For those looking for will call, the hike continues.
Finally, access was obtained. Poor weather and underwhelming crowd aside, this remains a beautiful place to see a game.
The visibility of the Manhattan skyline was compromised somewhat by the clouds, but nonetheless a case could be made that this is one of the most scenic ballpark environments in Minor League Baseball.
The team’s mascot is the Phil Rizzuto referencing “Scooter the Holy Cow.” He originally had a halo perched above that big old hat of his, but at some point through the years it fell off.
The SI Yanks have expanded their concession options this season, including a nacho stand and, yes, even a sushi bar. But on this low-attended evening these options weren’t available.
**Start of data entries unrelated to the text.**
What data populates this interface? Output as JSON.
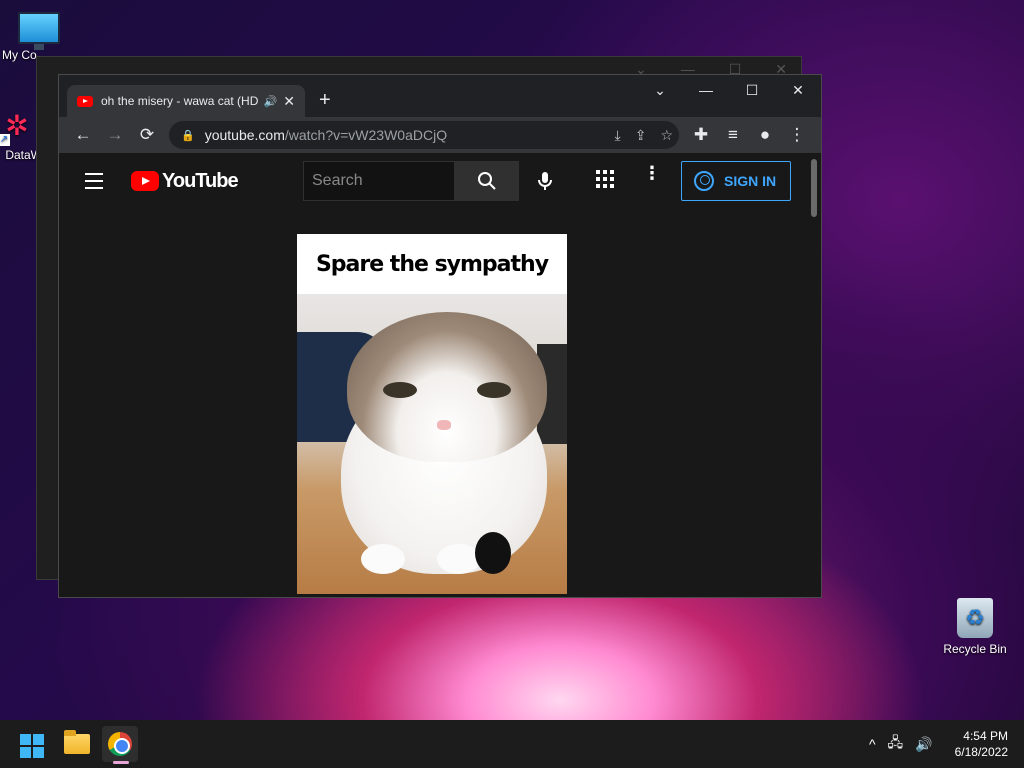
{
  "desktop": {
    "icons": [
      {
        "label": "My Co",
        "icon": "monitor-icon"
      },
      {
        "label": "DataW",
        "icon": "datawrapper-icon"
      },
      {
        "label": "Recycle Bin",
        "icon": "recycle-bin-icon"
      }
    ]
  },
  "browser": {
    "tab": {
      "title": "oh the misery - wawa cat (HD",
      "audio_icon": "speaker-icon",
      "close": "✕"
    },
    "new_tab": "+",
    "window_controls": {
      "dropdown": "⌄",
      "minimize": "—",
      "maximize": "☐",
      "close": "✕"
    },
    "toolbar": {
      "back": "←",
      "forward": "→",
      "reload": "⟳",
      "url_host": "youtube.com",
      "url_path": "/watch?v=vW23W0aDCjQ",
      "install": "⤓",
      "share": "⇪",
      "bookmark": "☆",
      "extensions": "✚",
      "media": "≡",
      "profile": "●",
      "menu": "⋮"
    }
  },
  "youtube": {
    "logo_text": "YouTube",
    "search": {
      "placeholder": "Search"
    },
    "sign_in_label": "SIGN IN",
    "more": "⋮",
    "mic": "🎤",
    "video": {
      "caption": "Spare the sympathy"
    }
  },
  "taskbar": {
    "apps": [
      {
        "name": "Start",
        "icon": "windows-icon"
      },
      {
        "name": "File Explorer",
        "icon": "folder-icon"
      },
      {
        "name": "Google Chrome",
        "icon": "chrome-icon"
      }
    ],
    "tray": {
      "chevron": "^",
      "network": "🖧",
      "volume": "🔊",
      "time": "4:54 PM",
      "date": "6/18/2022"
    }
  },
  "colors": {
    "accent": "#3ea6ff",
    "youtube_red": "#ff0000",
    "chrome_bg": "#202124"
  }
}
The third base concessions stand was operating at full-steam, but beyond that the stadium was more or less in shutdown mode.
I soon went into shutdown mode as well, sitting behind the first base dugout with NYC-based Minor League travelers Rex and Coco Doane (last seen in Winston-Salem). And while I have been frustrated regarding the SI Yanks’ marketing and media relations techniques (or lack thereof) through the years, one area in which they have always excelled is in-game entertainment. The between-innings games and contests are well-organized and staged with professionalism, and helped redeem an otherwise sluggish evening (the time of game was an agonizing 3:45, plus it started 15 minutes late).
When the game script calls for you to dance on the dugout, then you dance on the dugout — even if it’s 11 o’clock on a misty Wednesday night.
The Auburn Doubledays were victorious, doubling up the hometown team by a score of 10-5.
And from there, there was nothing to do but catch the 11:30 ferry back into Manhattan — another appropriately late night in the city that never sleeps.